Unfortunately, violence and discrimination are often condoned by unjust laws and social norms. The first report from the UN Secretary-General’s High Level Panel on Women’s Economic Empowerment estimates that there are 943 gender-differentiated laws across 170 economies, limiting women’s ability to participate fully in society and the economy. At least 76 states have laws that criminalize or harass LGBTI individuals: some of these laws criminalize consensual, same-sex relations; others prohibit trans individuals from leading authentic lives; and some violations of these laws carry the death penalty. Sexism and homophobia are used as political tools in which gender and LGBTI equality are positioned in opposition to “traditional values.” Rhetoric that espouses “morality” and “tradition” over equality and inclusion are affronts to both the women’s and LGBTI movements, and can only be subverted through a shared agenda that champions progressive laws and social norms.
This shared agenda must also include conditions that increase economic access for cis-women and LGBTI persons. The McKinsey Global Institute estimates that if women participated in the economy at the same rate as men, $28 trillion would be added to global GDP by 2025. A World Bank pilot study in India demonstrates that exclusion of LGBT people could cost their economy up to $32 billion year. Due to violence and discrimination, women and girls and LGBTI populations around the world face barriers in attending school, acquiring work, receiving health care, and achieving their full potential. This year’s CSW priority theme is women’s economic empowerment, demonstrating the urgency with which we must bolster the economic capabilities of marginalized populations.

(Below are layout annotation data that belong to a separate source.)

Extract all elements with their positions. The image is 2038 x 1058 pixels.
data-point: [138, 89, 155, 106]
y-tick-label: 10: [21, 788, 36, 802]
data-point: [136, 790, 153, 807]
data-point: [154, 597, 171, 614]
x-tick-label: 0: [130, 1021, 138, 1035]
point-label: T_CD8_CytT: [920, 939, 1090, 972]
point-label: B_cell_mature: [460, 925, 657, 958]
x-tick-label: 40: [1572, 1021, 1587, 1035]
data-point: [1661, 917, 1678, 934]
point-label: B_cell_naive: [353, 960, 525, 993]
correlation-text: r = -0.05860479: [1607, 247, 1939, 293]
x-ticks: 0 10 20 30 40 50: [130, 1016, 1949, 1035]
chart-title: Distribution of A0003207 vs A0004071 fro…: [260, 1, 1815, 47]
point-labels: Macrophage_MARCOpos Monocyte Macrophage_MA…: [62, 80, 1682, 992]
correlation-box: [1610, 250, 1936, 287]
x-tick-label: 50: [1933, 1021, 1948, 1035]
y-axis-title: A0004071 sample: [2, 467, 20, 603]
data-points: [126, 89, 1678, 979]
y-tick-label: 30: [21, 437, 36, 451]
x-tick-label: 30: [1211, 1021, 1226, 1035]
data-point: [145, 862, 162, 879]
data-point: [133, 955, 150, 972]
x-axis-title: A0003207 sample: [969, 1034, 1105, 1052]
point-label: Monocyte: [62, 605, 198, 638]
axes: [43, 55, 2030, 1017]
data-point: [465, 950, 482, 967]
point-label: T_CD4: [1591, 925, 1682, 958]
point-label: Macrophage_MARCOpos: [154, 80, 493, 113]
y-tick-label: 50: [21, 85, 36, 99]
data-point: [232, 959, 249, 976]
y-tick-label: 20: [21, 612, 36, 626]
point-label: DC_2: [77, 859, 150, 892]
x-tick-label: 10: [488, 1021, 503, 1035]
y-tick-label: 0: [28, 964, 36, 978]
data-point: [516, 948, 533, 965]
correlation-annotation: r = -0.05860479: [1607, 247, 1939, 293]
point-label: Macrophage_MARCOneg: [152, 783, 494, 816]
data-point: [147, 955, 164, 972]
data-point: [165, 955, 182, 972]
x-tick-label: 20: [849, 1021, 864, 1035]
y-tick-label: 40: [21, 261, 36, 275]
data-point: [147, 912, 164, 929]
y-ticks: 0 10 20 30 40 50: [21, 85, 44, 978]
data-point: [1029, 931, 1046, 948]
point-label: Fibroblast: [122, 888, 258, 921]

The inability to acknowledge the overlap of constraints facing cis-women, LBT women, and LGBTI persons results in threats to their safety, development, and economic security. Although the women’s and LGBTI movements certainly have distinct goals, they share agendas related to the violence, discrimination, and economic exclusion that face their communities. Sharing best practices and leveraging political will can make the world a more equal place. This convergence must find a champion in the Commission for the Status of Women. The CSW cannot truly say it ensures the rights of women and girls if it does not explicitly advocate for the rights of all women and girls. In a world willing to render invisible the LGBTI community, the CSW has an opportunity to help others by helping themselves.